Comúnmente los temblores a los que aludo se apoderan de mí ya un tanto entrada la noche, cuando las televisoras, además de sus infomerciales obtusos, comienzan a transmitir películas de vaqueros o de policías rurales mexicanos. En cuanto aparecía en la pantalla el rostro de Mario Almada sabía que me encontraba en medio de una noche tormentosa y que ni el más astuto alguacil podría remediar con sus proezas la incertidumbre de mi estado físico. Cuando los estertores se tornaban más intensos comenzaban mis preocupaciones. ¿En qué condiciones encontraría el cadáver mi mujer la mañana siguiente? Las personas no se detienen a pensar demasiado en estas cosas, no le encuentran sentido: finalmente el cuerpo sin vida será problema de los vivos que deberán hacer serios esfuerzos a la hora de abandonar el fiambre en un lugar adecuado. Si Rosalía me encontrara sobre mi cama en posición fetal, seguramente pensaría que había pasado frío en la madrugada. Ni siquiera su corazón de ardilla podría advertir que ese hombre enconchado en su propio cuerpo la había palmado en algún momento de la noche. Rosalía tendría que soportar, además de un cuerpo tieso, un olor que en vida me cuidé mucho de expeler. Cómo me incomodaba pensar que justo en el momento de la muerte mi rostro adquiriría un rictus funesto cuya imagen mi mujer tendría que conservar en su mente para siempre: nunca sus sentidos se habrían visto tan estimulados como cuando su hombre se convirtiera en una cosa sin vida.

–Rosalía, he estado pensando que una mujer de tu carácter no debe tener ningún inconveniente en vestir a un cadáver.

Ella se encontraba sentada en la mesa del comedor haciendo sumas en una libreta. A juzgar por su rostro la suma parecía favorable.

–¿Qué? ¿Un cadáver, dices? No entiendo.

–¿Te preocupa la edad?

–Me atemoriza llegar a vieja, pero en treinta años seré una anciana; no deseo enfermarme, pero me enfermaré, no me importa, ¿por casualidad tienes una sumadora?

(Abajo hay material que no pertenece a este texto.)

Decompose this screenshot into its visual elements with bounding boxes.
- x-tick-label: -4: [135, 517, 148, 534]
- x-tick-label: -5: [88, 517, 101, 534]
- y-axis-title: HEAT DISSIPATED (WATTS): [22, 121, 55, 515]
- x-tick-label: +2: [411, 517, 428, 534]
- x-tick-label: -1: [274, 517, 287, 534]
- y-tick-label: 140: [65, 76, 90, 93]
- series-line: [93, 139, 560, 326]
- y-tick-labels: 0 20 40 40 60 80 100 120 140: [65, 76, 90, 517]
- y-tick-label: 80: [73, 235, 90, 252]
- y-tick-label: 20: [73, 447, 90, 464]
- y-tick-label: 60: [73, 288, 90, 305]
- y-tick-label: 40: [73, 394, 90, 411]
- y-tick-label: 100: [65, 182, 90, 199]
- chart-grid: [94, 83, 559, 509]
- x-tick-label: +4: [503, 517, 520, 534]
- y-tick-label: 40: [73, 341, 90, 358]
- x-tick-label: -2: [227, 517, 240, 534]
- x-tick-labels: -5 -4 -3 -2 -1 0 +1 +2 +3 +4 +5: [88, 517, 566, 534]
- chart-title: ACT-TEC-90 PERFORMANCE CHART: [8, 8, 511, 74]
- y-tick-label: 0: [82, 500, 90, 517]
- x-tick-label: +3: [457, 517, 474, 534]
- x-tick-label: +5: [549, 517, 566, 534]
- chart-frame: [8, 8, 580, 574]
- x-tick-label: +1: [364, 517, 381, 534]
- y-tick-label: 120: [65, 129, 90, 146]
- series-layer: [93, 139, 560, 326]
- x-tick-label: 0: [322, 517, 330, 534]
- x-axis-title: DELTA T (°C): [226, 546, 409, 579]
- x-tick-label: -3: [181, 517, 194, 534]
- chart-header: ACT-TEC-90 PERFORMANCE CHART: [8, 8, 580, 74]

A las mujeres bellas debería permitírseles todo, incluso matar. Rosalía me dio largas temporadas de sosiego sin saber qué recibiría ella a cambio. Es inquietante pensar que han existido personas cuya muerte las sorprende sin saber si recibieron algo a cambio de sus esfuerzos, pero me consuela reconocer que tal diatriba sucede con casi todos. ¿Qué recibió mi padre a cambio de su esmerado trabajo, sino un hijo estúpido que incluso le escatimó la admiración que debe mostrar todo vástago ante la figura de un padre laborioso? Creo, a expensas de sentirme culpable, que Rosalía todavía no está segura si ha recibido de mí algo valioso para presumir en los años venideros.

He escuchado a casi todas las madres afirmar que, durante su juventud, gozaron de partidos interesantes los cuales despreciaron debido a su inexperiencia. Así también presumía mi madre; llevaba consigo un rosario de pretendientes cuyos atributos recitaba a la menor provocación: todos estos supuestos candidatos a su amor habían sido más guapos e interesantes que mi padre, todos ellos más varoniles, sensibles, cultos y trabajadores. Como nadie puede desmentir a las madres entonces ellas romantizan exageradamente al respecto e inventan incluso lo que fue cierto. Las mujeres tienen cientos de pretendientes en su juventud, pero se casan con el único que les estropea la vida. ¿No es esta una paradoja de lo más idiota? Siempre es así, sin embargo ¿qué podría rescatar Rosalía de mi persona cuando me describiera frente a una hipotética hija veinte años más tarde? Probablemente mi fingida serenidad o mi cortesía, pero es imposible saberlo porque lo más probable es que dentro de veinte años Rosalía recuerde de mí solo detalles anodinos y poco dramáticos. Le contará a su hija que su antiguo amante se engullía los gajos de mandarina sin escupir las semillas. ¿Cómo era posible que se tragara enteros los huesos de naranja? Su sorpresa estará bien justificada porque mi estómago ha debido soportar a lo largo de su vida cantidades inmensas de semillas de mandarina.